Flirty bot passes for human E-mail
by Stephen Withers   
Tuesday, 11 December 2007
New software designed to conduct flirtatious conversations is good enough to fool people into thinking they are chatting with a human, a security company has warned.

The CyberLover software was designed in Russia to engage people in conversations with the objective of inducing them to reveal information about their identities or to lead them to visit a web site that will deliver malicious content to their computers.

"As a tool that can be used by hackers to conduct identity fraud, CyberLover demonstrates an unprecedented level of social engineering," said Sergei Shevchenko, Senior Malware Analyst at PC Tools. "It employs highly intelligent and customised dialogue to target users of social networking systems."

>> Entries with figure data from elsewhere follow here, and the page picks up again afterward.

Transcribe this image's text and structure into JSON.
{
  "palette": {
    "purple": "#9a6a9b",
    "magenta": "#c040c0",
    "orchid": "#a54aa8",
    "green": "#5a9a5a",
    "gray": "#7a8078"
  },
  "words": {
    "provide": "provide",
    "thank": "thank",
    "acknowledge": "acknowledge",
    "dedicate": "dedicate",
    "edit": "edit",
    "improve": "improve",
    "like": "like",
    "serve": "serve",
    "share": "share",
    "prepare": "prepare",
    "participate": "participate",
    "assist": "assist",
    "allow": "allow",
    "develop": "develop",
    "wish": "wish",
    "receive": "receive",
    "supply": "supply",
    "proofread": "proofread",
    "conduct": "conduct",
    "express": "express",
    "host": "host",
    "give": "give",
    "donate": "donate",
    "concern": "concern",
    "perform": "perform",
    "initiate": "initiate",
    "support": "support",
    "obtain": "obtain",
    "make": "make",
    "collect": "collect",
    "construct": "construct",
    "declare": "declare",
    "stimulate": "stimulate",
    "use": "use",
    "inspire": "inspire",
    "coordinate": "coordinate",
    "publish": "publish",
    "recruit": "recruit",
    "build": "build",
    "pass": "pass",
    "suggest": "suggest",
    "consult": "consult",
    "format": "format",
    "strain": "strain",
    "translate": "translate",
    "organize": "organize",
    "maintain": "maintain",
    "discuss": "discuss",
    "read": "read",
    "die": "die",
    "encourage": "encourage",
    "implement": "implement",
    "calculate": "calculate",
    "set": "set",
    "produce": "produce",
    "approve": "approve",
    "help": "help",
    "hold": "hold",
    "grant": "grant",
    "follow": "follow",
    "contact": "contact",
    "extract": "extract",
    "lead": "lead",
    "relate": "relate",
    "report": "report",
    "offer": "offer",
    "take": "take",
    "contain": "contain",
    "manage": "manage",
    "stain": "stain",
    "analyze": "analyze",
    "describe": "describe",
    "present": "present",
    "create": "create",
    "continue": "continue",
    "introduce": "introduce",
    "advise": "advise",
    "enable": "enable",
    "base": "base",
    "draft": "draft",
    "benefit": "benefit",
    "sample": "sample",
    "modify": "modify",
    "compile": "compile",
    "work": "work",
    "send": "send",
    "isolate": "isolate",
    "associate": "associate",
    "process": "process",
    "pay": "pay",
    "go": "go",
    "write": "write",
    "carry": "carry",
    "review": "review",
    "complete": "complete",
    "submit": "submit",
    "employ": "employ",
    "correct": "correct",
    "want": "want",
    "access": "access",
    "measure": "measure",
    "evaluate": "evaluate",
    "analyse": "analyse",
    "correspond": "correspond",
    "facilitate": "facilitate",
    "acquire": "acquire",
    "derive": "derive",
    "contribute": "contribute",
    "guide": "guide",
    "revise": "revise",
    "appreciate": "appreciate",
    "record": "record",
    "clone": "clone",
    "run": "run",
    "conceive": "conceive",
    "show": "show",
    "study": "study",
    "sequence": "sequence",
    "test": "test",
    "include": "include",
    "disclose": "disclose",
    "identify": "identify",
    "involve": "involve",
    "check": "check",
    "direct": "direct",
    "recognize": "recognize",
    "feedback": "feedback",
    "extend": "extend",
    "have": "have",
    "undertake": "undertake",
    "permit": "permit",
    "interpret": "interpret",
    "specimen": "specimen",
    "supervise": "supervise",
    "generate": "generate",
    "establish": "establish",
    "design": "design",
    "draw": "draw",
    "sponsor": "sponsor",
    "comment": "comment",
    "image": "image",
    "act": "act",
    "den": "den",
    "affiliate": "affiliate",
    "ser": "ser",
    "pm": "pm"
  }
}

In 1950, British mathematician and computing pioneer Alan Turing posed a game in which a human interrogator is given the task of determining which of two respondents is human and which is a machine. This game has become known as the Turing Test.

Turing expected that by now, programming would have advanced to the level where "an average interrogator will not have more than 70 percent chance of making the right identification after five minutes of questioning."

He would probably be disappointed if he knew how we've progressed. The Loebner Prize of $US100,000 plus a gold medal was first offered in 1990 for a computer that could pass the Turing Test, but remains unclaimed.